A quick fix for me has been to uninstall all user installed packages and then install all the necessary packages from conda-forge. So maybe something like this could be the recommended instruction if an initial install attempt doesn't work:

The first line removes all user installed packages, from this post: https://stackoverflow.com/questions/52830307/conda-remove-all-installed-packages-from-base-root-environment

conda install --revision 0
conda install -c conda-forge earthpy geopandas rasterio jupyterlab scipy numpy matplotlib pandas seaborn scikit-image dask xarray ipyleaflet
dvanic commented 5 years ago

Hi Ryan, Sorry it's taken me so long to get to this!

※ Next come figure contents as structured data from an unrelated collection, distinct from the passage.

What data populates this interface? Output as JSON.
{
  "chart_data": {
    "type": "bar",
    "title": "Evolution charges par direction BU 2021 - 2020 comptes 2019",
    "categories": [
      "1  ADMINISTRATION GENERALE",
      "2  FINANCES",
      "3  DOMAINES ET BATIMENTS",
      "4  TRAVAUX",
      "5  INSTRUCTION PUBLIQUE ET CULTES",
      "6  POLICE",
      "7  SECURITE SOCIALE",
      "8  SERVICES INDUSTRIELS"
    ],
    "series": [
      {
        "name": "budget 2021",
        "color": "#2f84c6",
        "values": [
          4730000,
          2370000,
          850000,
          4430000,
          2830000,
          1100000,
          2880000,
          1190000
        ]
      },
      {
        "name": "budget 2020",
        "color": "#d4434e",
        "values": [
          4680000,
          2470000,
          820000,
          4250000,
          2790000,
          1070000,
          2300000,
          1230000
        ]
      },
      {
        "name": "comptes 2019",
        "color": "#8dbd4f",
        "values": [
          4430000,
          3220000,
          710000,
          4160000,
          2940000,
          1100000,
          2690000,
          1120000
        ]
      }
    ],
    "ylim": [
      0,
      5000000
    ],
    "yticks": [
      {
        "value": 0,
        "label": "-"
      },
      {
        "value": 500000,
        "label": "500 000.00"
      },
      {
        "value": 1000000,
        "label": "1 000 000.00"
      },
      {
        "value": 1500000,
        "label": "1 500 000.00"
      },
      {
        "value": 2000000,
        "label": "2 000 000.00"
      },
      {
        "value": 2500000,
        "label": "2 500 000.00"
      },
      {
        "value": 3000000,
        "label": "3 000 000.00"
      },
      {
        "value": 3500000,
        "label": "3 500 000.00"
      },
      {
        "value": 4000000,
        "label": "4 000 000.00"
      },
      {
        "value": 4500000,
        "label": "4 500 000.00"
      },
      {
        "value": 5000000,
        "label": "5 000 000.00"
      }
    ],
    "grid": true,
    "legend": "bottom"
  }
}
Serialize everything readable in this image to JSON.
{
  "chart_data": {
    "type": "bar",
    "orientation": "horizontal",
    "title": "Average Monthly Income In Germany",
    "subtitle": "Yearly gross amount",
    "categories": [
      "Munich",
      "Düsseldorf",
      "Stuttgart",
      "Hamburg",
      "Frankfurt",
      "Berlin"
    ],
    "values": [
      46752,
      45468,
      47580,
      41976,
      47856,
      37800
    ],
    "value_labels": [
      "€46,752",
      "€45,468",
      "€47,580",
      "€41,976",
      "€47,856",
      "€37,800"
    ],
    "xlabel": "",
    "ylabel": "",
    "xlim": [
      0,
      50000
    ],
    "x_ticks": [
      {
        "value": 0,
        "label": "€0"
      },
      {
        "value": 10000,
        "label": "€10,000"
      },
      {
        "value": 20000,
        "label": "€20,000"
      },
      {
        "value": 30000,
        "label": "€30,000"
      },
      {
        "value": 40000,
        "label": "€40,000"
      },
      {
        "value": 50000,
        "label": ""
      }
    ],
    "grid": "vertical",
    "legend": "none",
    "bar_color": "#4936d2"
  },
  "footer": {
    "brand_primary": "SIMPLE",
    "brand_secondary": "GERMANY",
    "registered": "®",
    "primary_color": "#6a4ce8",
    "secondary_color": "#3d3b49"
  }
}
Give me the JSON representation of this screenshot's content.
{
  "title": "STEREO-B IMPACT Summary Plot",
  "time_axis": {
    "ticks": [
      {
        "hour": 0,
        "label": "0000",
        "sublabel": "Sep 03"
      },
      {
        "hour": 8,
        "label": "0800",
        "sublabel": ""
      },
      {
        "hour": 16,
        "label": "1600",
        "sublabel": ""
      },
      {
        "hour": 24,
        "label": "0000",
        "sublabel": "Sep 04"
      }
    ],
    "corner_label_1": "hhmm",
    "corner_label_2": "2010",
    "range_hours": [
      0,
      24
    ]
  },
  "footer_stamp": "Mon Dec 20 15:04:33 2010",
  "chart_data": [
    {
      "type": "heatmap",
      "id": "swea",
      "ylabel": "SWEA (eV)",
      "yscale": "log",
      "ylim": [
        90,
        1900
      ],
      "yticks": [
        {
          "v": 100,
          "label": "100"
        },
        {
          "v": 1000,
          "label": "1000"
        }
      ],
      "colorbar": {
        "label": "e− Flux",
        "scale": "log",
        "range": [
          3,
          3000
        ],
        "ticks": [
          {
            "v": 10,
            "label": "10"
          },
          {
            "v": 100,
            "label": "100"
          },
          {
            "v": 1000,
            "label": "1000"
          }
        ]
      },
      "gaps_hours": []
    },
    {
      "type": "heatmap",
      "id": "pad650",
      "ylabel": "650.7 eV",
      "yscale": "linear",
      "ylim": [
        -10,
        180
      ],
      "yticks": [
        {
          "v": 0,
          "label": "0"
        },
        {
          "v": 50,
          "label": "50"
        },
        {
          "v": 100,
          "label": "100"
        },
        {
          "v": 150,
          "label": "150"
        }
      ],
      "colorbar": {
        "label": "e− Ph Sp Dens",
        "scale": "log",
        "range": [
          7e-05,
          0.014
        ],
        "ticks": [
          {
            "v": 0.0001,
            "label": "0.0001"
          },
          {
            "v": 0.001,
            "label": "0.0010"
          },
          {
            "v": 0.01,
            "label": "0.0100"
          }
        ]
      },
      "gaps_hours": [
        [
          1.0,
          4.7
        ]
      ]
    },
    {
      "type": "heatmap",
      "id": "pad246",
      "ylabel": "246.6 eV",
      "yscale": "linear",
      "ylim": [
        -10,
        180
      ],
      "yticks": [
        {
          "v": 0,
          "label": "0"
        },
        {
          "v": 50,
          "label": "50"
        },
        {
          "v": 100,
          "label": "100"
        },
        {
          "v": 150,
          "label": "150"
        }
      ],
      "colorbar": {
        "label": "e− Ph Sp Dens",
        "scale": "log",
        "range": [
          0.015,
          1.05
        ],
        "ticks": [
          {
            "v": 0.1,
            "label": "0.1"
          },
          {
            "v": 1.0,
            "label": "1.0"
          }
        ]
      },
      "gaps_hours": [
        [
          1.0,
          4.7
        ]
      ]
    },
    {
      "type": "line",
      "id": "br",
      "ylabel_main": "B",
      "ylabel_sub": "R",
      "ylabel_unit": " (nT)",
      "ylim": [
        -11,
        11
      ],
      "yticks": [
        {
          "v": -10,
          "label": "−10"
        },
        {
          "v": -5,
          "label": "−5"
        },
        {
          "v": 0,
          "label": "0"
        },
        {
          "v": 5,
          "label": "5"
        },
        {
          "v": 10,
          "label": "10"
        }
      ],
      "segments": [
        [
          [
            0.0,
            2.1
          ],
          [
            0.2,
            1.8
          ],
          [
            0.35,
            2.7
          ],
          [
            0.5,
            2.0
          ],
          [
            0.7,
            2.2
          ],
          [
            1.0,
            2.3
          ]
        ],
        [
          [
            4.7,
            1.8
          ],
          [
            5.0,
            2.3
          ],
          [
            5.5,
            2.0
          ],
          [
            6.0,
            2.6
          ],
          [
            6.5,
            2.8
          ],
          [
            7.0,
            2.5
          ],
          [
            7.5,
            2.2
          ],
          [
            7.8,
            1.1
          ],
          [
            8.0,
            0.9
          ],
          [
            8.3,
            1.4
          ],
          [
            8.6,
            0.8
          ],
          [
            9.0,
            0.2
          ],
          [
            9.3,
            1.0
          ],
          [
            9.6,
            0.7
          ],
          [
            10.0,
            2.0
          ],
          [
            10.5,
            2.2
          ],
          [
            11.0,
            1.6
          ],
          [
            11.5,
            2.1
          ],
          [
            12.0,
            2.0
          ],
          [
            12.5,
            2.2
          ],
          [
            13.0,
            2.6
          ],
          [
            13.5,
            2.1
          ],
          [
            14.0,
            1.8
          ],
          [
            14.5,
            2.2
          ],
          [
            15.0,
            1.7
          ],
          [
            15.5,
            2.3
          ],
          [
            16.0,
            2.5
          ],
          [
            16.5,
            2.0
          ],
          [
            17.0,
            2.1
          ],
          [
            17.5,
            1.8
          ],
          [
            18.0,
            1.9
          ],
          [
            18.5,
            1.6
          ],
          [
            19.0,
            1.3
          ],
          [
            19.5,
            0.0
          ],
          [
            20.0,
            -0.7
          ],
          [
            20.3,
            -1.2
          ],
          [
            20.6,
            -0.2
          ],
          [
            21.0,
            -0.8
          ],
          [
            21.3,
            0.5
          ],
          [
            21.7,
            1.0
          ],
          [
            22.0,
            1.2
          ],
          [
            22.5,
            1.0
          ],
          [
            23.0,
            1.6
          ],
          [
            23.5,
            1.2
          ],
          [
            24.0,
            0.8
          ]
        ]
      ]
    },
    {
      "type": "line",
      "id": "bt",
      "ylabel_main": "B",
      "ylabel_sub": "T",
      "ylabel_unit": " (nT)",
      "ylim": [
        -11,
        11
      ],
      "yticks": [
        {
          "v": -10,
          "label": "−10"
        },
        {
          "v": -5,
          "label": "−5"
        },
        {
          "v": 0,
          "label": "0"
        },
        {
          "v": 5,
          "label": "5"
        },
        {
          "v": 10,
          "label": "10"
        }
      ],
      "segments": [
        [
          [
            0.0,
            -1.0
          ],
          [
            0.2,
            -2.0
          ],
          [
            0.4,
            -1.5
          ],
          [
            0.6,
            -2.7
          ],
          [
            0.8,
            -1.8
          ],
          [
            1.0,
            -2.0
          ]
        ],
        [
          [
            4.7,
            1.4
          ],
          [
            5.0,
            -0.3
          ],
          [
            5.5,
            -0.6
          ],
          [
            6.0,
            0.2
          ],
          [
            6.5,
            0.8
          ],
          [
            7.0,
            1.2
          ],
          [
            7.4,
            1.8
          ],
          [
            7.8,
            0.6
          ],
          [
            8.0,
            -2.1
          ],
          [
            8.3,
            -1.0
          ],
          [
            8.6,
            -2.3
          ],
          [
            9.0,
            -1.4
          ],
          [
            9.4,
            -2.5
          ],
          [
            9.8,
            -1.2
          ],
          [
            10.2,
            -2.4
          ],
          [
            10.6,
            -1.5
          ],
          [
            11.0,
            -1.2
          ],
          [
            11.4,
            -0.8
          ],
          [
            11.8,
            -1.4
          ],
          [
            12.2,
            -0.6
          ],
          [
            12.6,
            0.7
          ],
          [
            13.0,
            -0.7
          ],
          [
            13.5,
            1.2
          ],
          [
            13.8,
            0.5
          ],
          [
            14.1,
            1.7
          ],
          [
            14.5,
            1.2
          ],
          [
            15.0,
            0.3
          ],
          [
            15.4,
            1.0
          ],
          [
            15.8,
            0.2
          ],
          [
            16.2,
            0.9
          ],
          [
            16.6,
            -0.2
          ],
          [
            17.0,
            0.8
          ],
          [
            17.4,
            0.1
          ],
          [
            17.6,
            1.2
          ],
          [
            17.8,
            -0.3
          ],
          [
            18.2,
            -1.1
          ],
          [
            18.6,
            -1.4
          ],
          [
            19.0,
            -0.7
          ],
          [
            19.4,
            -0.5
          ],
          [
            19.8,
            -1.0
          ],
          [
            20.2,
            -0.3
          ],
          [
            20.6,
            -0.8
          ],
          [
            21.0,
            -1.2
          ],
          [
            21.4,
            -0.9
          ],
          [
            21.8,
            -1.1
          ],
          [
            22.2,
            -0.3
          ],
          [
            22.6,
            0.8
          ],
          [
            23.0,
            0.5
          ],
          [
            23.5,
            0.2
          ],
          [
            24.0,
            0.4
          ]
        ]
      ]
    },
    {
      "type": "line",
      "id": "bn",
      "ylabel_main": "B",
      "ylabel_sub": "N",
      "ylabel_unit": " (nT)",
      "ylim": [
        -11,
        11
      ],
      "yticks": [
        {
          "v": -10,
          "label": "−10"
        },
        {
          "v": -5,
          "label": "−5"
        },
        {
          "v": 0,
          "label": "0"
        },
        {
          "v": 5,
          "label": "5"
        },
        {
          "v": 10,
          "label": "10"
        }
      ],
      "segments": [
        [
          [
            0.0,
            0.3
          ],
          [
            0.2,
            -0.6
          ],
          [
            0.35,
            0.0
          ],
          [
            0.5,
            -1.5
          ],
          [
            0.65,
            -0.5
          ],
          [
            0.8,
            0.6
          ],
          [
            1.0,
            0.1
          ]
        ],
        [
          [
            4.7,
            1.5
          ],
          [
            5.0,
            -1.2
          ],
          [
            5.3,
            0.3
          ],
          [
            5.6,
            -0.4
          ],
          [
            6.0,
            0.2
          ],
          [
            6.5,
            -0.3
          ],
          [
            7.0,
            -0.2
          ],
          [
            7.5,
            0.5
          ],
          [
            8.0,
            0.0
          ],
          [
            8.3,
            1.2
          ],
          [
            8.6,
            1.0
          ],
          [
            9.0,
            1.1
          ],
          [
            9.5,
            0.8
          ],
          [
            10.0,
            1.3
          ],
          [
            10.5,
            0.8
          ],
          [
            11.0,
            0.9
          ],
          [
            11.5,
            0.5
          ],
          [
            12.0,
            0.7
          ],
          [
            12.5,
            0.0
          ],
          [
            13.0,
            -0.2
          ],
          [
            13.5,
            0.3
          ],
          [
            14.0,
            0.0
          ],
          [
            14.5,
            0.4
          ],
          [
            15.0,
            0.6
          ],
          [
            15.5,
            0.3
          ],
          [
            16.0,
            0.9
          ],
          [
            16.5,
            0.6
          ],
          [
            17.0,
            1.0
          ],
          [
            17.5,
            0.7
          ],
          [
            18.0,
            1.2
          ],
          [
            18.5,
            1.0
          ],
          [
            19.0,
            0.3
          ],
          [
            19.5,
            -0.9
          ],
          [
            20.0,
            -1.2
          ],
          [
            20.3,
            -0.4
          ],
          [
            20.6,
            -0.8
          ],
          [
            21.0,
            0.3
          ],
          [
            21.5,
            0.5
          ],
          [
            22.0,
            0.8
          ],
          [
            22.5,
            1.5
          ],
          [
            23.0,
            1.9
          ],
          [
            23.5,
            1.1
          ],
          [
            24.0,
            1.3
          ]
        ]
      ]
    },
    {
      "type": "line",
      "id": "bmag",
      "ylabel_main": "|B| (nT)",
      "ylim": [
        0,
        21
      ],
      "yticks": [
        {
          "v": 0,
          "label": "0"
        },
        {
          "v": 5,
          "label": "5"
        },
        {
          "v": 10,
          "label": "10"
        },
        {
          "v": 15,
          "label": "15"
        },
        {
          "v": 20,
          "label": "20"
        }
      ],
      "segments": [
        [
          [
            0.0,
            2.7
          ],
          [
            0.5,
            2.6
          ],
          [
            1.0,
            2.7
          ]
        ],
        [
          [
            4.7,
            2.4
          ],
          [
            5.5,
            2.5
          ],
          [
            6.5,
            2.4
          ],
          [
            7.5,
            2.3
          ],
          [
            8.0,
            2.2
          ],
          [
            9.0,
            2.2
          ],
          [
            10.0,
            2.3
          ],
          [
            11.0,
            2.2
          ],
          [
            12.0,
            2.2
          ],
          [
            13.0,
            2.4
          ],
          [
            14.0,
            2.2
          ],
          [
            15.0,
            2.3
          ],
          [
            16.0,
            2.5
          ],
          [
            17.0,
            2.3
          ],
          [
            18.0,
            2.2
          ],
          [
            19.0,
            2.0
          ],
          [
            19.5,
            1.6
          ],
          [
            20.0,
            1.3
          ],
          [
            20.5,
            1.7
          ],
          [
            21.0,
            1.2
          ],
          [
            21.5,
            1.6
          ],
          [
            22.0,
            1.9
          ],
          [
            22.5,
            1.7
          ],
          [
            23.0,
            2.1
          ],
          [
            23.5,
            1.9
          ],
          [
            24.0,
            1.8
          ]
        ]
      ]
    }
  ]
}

  1. Why are you suggesting using the base environment for the lesson at all???
  2. Why not create a virtual environment using conda straight off the bat?
rbavery commented 5 years ago

Hey @dvanic thanks for the review and comment! I'll get to your other comments on the PR this week.

I don't think it is standard for lessons to use conda environments, but I think that's a good idea in this case. I'm all for using conda environments, especially for geospatial dependencies. I think we can give learners the environment file from the lesson page and the line to install, conda env install -f environment.yml, in the interest of keeping the lesson focused on geospatial python.